In [1]:
%cd ..

/system/user/publicwork/seidl/projects/mhn-react


# Fast and efficient retrieval using a trained model
After training the model can be used as embedding-model and templates can be efficiently retrieved, instead of allways holding all templates in gpu-memory

In [4]:
# train a model if you haven't already (these parameters will produce and ok-ish model fast ;) 
!python -m mhnreact.train --model_type=mhn --device=best --fp_size=4096  --fp_type morgan --template_fp_type rdk --concat_rand_template_thresh -1 \
--exp_name rerun --dataset_type 50k --csv_path ./data/USPTO_50k_MHN_prepro.csv.gz --split_col split --ssretroeval False --seed 0 \
--hopf_association_activation None --fp_radius 2 --save_model True
# norm_asso should be True (but is so by default)
# concat_rand_template_thresh -1 means we don't add noise to template classification to make them better distinguishable; 
# reduces top-1 performance but should be better for retrieval from a new set of templates

seeded with 0
loading X, y from csv
test 5007 samples
valid 5001 samples
train 40008 samples
11800 templates
[759, 355, 241, 210, 138, 132, 90, 99, 69, 49, 44, 2821, 1852]
{'fingerprint_type': 'morgan', 'template_fp_type': 'rdk', 'num_templates': 11800, 'fp_size': 4096, 'fp_radius': 2, 'device': 'cuda:0', 'batch_size': 128, 'pooling_operation_state_embedding': 'mean', 'pooling_operation_head': 'max', 'dropout': 0.2, 'lr': 0.0005, 'optimizer': 'Adam', 'activation_function': 'ReLU', 'verbose': False, 'hopf_input_size': 4096, 'hopf_output_size': None, 'hopf_num_heads': 1, 'hopf_asso_dim': 512, 'hopf_association_activation': 'None', 'hopf_beta': 0.05, 'norm_input': True, 'norm_asso': True, 'hopf_n_layers': 1, 'mol_encoder_layers': 1, 'temp_encoder_layers': 1, 'encoder_af': 'ReLU', 'hopf_pooling_operation_head': 'mean'}
loading tfp from file ./data/cache/templ_emb_4096_rdk2_11800_3193087564066102630097097910572472321699534025650127616658827944690499074195974328066199306158252198615939076655

In [7]:
# now we can load in the model (this will take the first of your models in the model directory);
# you can also specify your own model dir by passing the model_path argument
from mhnreact.inspect import *
clf = load_clf(model_fn=list_models()[0], model_type='mhn', device='cpu')

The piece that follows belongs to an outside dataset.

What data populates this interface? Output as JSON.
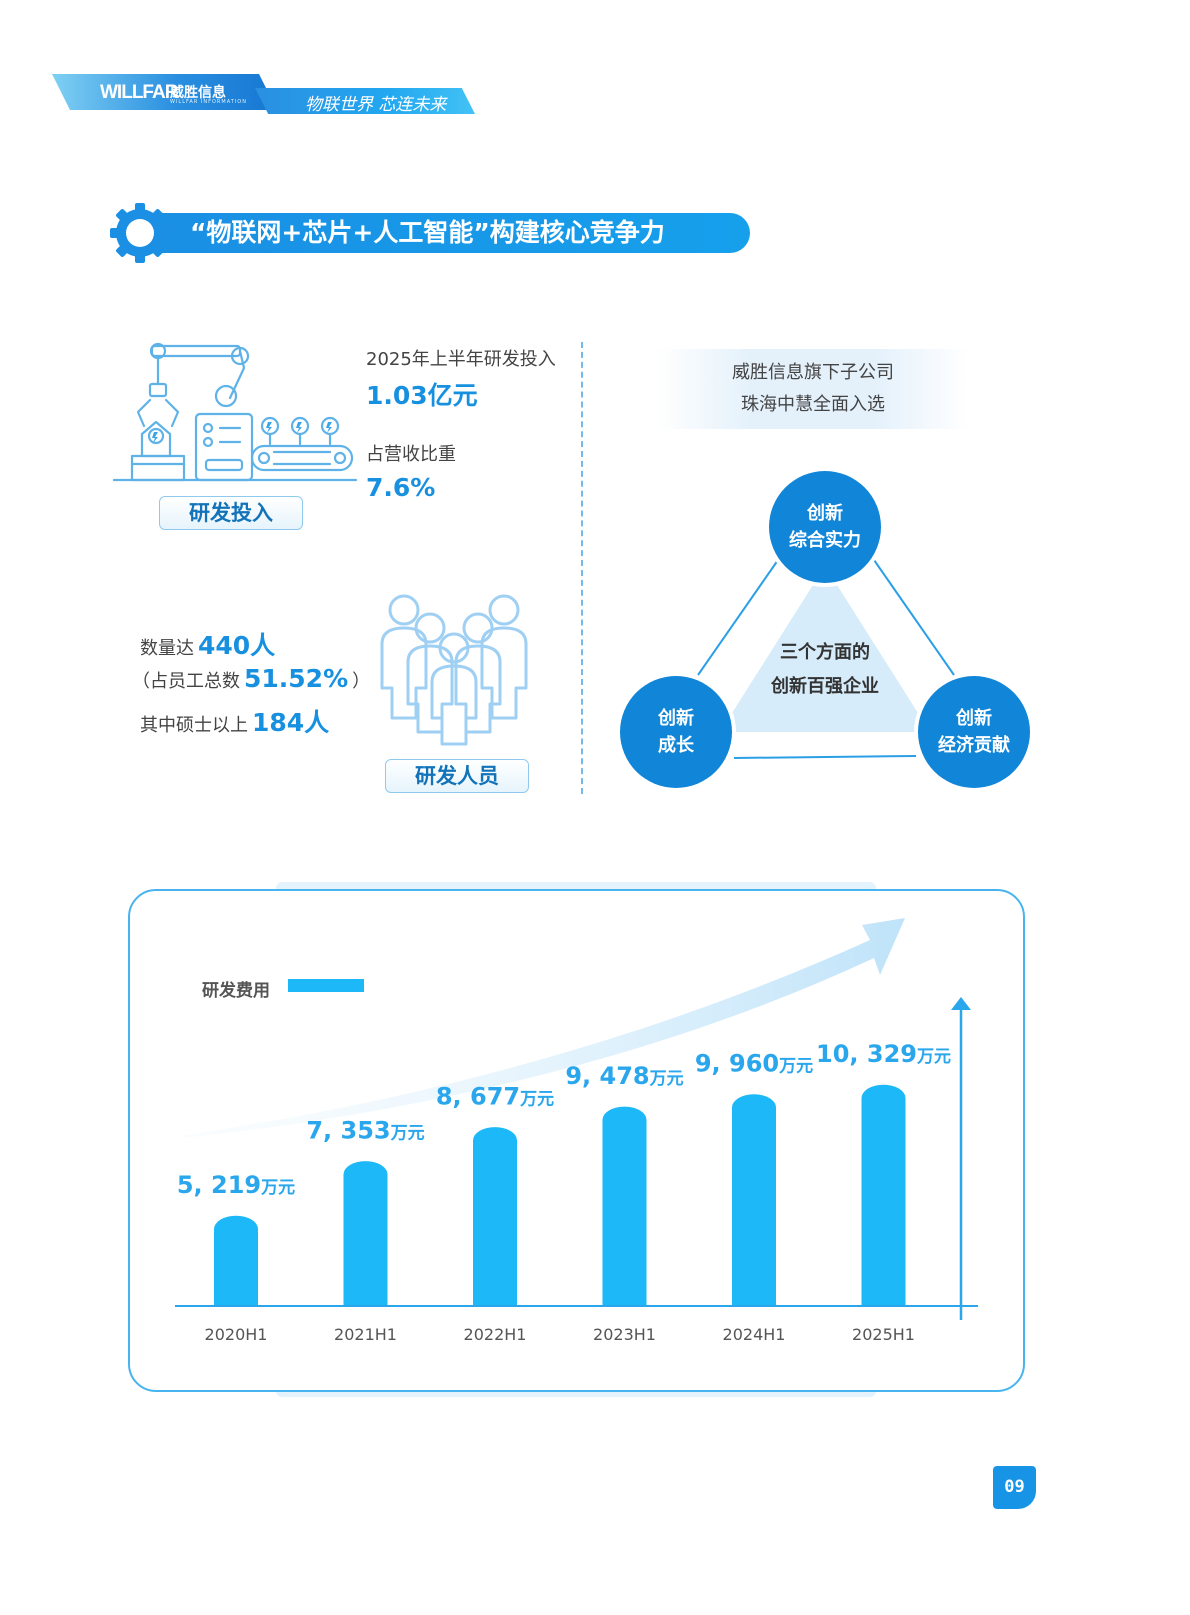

{'fingerprint_type': 'morgan', 'template_fp_type': 'rdk', 'num_templates': 11800, 'fp_size': 4096, 'fp_radius': 2, 'device': 'cpu', 'batch_size': 128, 'pooling_operation_state_embedding': 'mean', 'pooling_operation_head': 'max', 'dropout': 0.2, 'lr': 0.0005, 'optimizer': 'Adam', 'activation_function': 'ReLU', 'verbose': False, 'hopf_input_size': 4096, 'hopf_output_size': None, 'hopf_num_heads': 1, 'hopf_asso_dim': 512, 'hopf_association_activation': 'None', 'hopf_beta': 0.05, 'norm_input': True, 'norm_asso': True, 'hopf_n_layers': 0, 'mol_encoder_layers': 1, 'temp_encoder_layers': 1, 'encoder_af': 'ReLU', 'hopf_pooling_operation_head': 'mean'}


In [139]:
# get templates from USPTO-full (230k templates)
# for USPTO_full_MHN_prepro_woiv run the notebook 03_prepro_uspto_full
import pandas as pd
df = pd.read_csv("/system/user/seidl/seidl/projects/projects/mhn-react/data/USPTO_full_MHN_prepro_woiv.csv.gz")
#df = pd.read_csv("./data/USPTO_50k_MHN_prepro.csv.gz") # USPTO-sm

tmp = df[['reaction_smarts','label']].drop_duplicates(subset=['reaction_smarts','label']).sort_values('label')
# drop the ones from the test set

tmp.index= tmp.label
template_list = tmp['reaction_smarts'].to_dict()

In [9]:
templates = list(template_list.values())
len(templates)

278546

In [None]:
# encode templates
xd = clf.encode_templates(templates)

In [11]:
xd.shape

(278546, 512)

In [10]:
# install autofaiss
#!pip install autofaiss

In [143]:
# use faiss to build index
import faiss
index = faiss.IndexFlatIP(xd.shape[1])
index.add(xd)

In [17]:
# save to disk
faiss.write_index(index, "./data/templates.index")
# load from disk
# index = faiss.read_index("./data/templates.index")

In [None]:
# you can also use autofaiss to build index
# cosine similarity to find similar templates
# uses less memory and picks an appropriate index type automatically
# more prone to false positives than exact search --> experiment: USPTO-sm 70% (vs 90% exact template match accuracy)
#from autofaiss import build_index
#index, index_infos = build_index(xd, save_on_disk=True, 
#                            index_path="./data/templates.index", metric_type='ip', min_nearest_neighbors_to_retrieve=20, 
#                            use_gpu=False, make_direct_map=False) # ip = inner product (cosine sim if vectors are normalized)

In [18]:
# check memory usage 
!du -sh ./data/templates.index

556M	./data/templates.index


In [19]:
# check memory of numpy array in GB
import sys
sys.getsizeof(xd)/1e9

1.140924536

In [144]:
# let's evaluate the test set this way (we trained on USPTO-sm but test on USPTO-full zero-shot)
n_samples = 1000
xq = clf.encode_smiles(df[df.split=="test"].prod_smiles[:n_samples].values.tolist())

In [158]:
y = df[df.split=="test"].label.values.tolist() # the template that should have been retrieved
y = np.array(y)[:n_samples]

In [68]:
%%time
# retrieve top k templates using the MHN-encoded molecule
k=100
_, I = index.search(xq, k)

CPU times: user 7min 35s, sys: 578 ms, total: 7min 35s
Wall time: 7.05 s


In [138]:
# top-k accuracy
for k in [1,2,3,5,10,20,50,100]:
    print(f"top-{k: 4d} accuracy: {(y[:,None]==I[:,:k]).any(axis=1).mean()*100: 6.2f}%")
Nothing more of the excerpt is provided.